After the resignation of then-Speaker Jim Wright, D-Texas, amid an ethics scandal in 1989, Foley was elected to the speakership unopposed by his Democratic colleagues.
Foley believed that his efforts at bipartisanship were in the interest of better public policy.
During a voice vote in the chamber intended simply to showcase the Republican opposition to a bill, Foley ruled in favor of allowing them an actual recorded vote on the measure.
" Democrats just sat there because they didn't know what to do. I don't think they knew to ask for a recorded vote because they never had to," then-Rep. Mickey Edwards, R-Okla., chairman of the Republican Policy Committee, told the New York Times. "And at that point, every Republican on the floor rose spontaneously and gave Tom Foley a standing ovation."
As time went on it became increasingly difficult to hold on to his congressional seat.
Foley was reluctant to air negative campaign advertisements.
"I've had a very long and satisfying political career," he said. "I am not in any sense bitter. I lost one election in my life; unfortunately, it was the last one."
Despite his defeat, one of Foley's final acts as Speaker was in the spirit of fairness.

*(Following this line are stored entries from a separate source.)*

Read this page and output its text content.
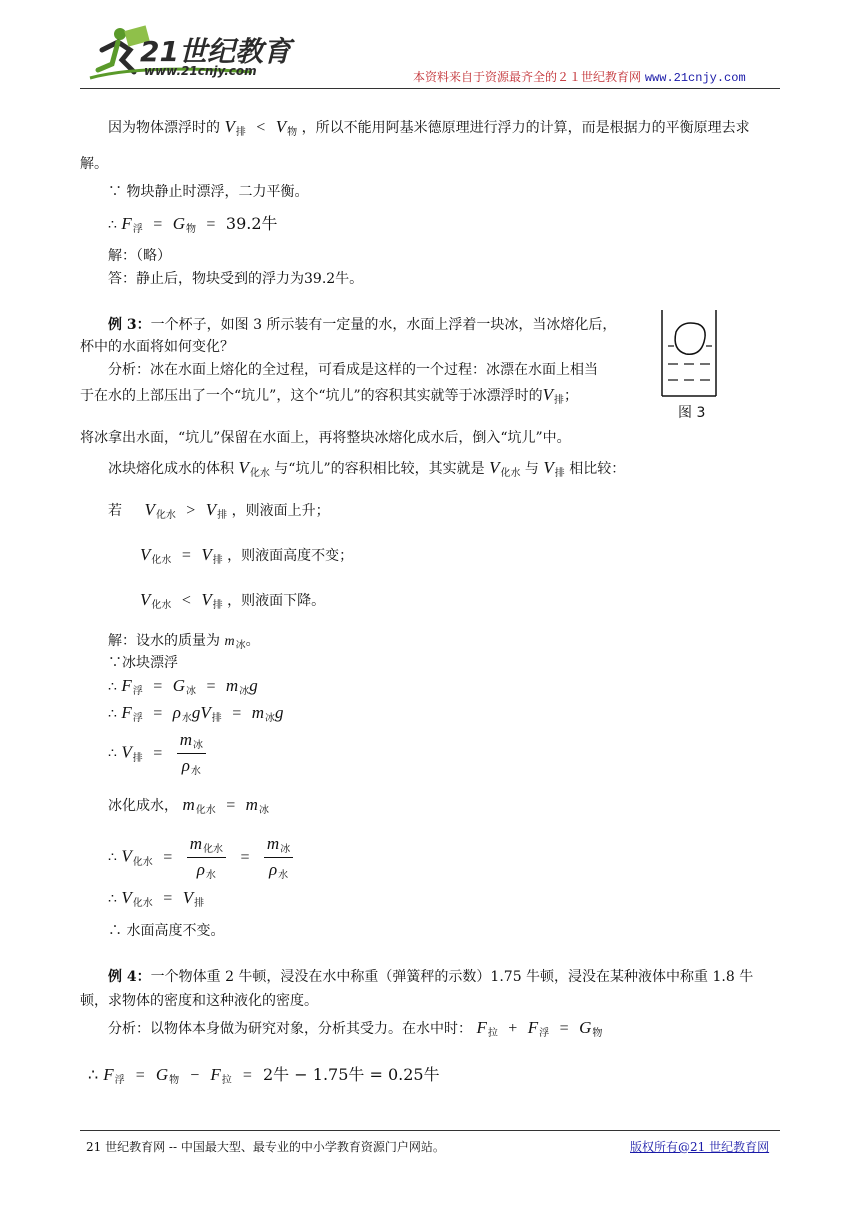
21世纪教育
www.21cnjy.com	本资料来自于资源最齐全的２１世纪教育网 www.21cnjy.com
因为物体漂浮时的 $V_排 < V_物$ ，所以不能用阿基米德原理进行浮力的计算，而是根据力的平衡原理去求
解。
∵ 物块静止时漂浮，二力平衡。
∴ $F_浮 = G_物 = 39.2$牛
解：（略）
答：静止后，物块受到的浮力为39.2牛。
例 3：一个杯子，如图 3 所示装有一定量的水，水面上浮着一块冰，当冰熔化后，
杯中的水面将如何变化？
分析：冰在水面上熔化的全过程，可看成是这样的一个过程：冰漂在水面上相当
于在水的上部压出了一个“坑儿”，这个“坑儿”的容积其实就等于冰漂浮时的$V_排$；
将冰拿出水面，“坑儿”保留在水面上，再将整块冰熔化成水后，倒入“坑儿”中。
图 3
冰块熔化成水的体积 $V_{化水}$ 与“坑儿”的容积相比较，其实就是 $V_{化水}$ 与 $V_排$ 相比较：
若 $V_{化水} > V_排$ ，则液面上升；
$V_{化水} = V_排$ ，则液面高度不变；
$V_{化水} < V_排$ ，则液面下降。
解：设水的质量为 $m_冰$。
∵冰块漂浮
∴ $F_浮 = G_冰 = m_冰g$
∴ $F_浮 = \rho_水gV_排 = m_冰g$
∴ $V_排 = \frac{m_冰}{\rho_水}$
冰化成水， $m_{化水} = m_冰$
∴ $V_{化水} = \frac{m_{化水}}{\rho_水} = \frac{m_冰}{\rho_水}$
∴ $V_{化水} = V_排$
∴ 水面高度不变。
例 4：一个物体重 2 牛顿，浸没在水中称重（弹簧秤的示数）1.75 牛顿，浸没在某种液体中称重 1.8 牛
顿，求物体的密度和这种液化的密度。
分析：以物体本身做为研究对象，分析其受力。在水中时： $F_拉 + F_浮 = G_物$
∴ $F_浮 = G_物 - F_拉 = 2$牛 − 1.75牛 = 0.25牛
21 世纪教育网 -- 中国最大型、最专业的中小学教育资源门户网站。	版权所有@21 世纪教育网
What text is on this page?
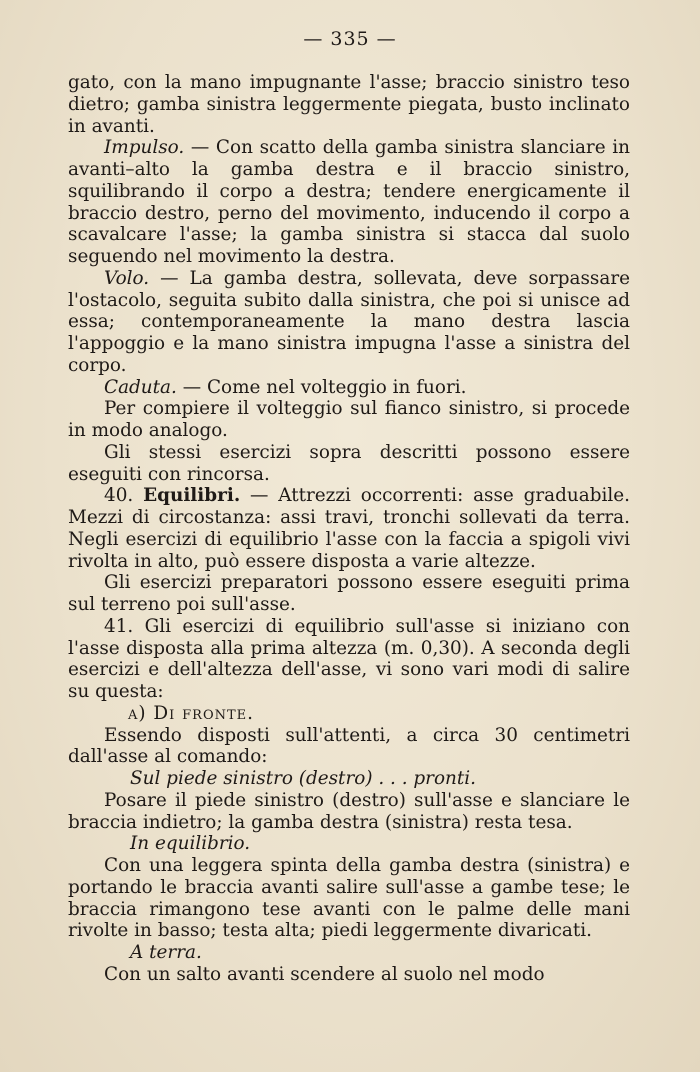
— 335 —

gato, con la mano impugnante l'asse; braccio sinistro teso dietro; gamba sinistra leggermente piegata, busto inclinato in avanti.

Impulso. — Con scatto della gamba sinistra slanciare in avanti–alto la gamba destra e il braccio sinistro, squilibrando il corpo a destra; tendere energicamente il braccio destro, perno del movimento, inducendo il corpo a scavalcare l'asse; la gamba sinistra si stacca dal suolo seguendo nel movimento la destra.

Volo. — La gamba destra, sollevata, deve sorpassare l'ostacolo, seguita subito dalla sinistra, che poi si unisce ad essa; contemporaneamente la mano destra lascia l'appoggio e la mano sinistra impugna l'asse a sinistra del corpo.

Caduta. — Come nel volteggio in fuori.

Per compiere il volteggio sul fianco sinistro, si procede in modo analogo.

Gli stessi esercizi sopra descritti possono essere eseguiti con rincorsa.

40. Equilibri. — Attrezzi occorrenti: asse graduabile. Mezzi di circostanza: assi travi, tronchi sollevati da terra. Negli esercizi di equilibrio l'asse con la faccia a spigoli vivi rivolta in alto, può essere disposta a varie altezze.

Gli esercizi preparatori possono essere eseguiti prima sul terreno poi sull'asse.

41. Gli esercizi di equilibrio sull'asse si iniziano con l'asse disposta alla prima altezza (m. 0,30). A seconda degli esercizi e dell'altezza dell'asse, vi sono vari modi di salire su questa:

a) Di fronte.

Essendo disposti sull'attenti, a circa 30 centimetri dall'asse al comando:

Sul piede sinistro (destro) . . . pronti.

Posare il piede sinistro (destro) sull'asse e slanciare le braccia indietro; la gamba destra (sinistra) resta tesa.

In equilibrio.

Con una leggera spinta della gamba destra (sinistra) e portando le braccia avanti salire sull'asse a gambe tese; le braccia rimangono tese avanti con le palme delle mani rivolte in basso; testa alta; piedi leggermente divaricati.

A terra.

Con un salto avanti scendere al suolo nel modo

It was during the lame-duck session of 1994, a month after the Republican Party had retaken the House for the first time in four decades. One key member of the conference would not be returning: Bob Michel, the House Republican leader, was retiring after 38 years in Congress - all of them spent in the minority. Consequently, Michel never had the opportunity to preside over the House. Although Foley would soon be handing the gavel over to a new era of Republican dominance, he allowed Michel to preside over a session.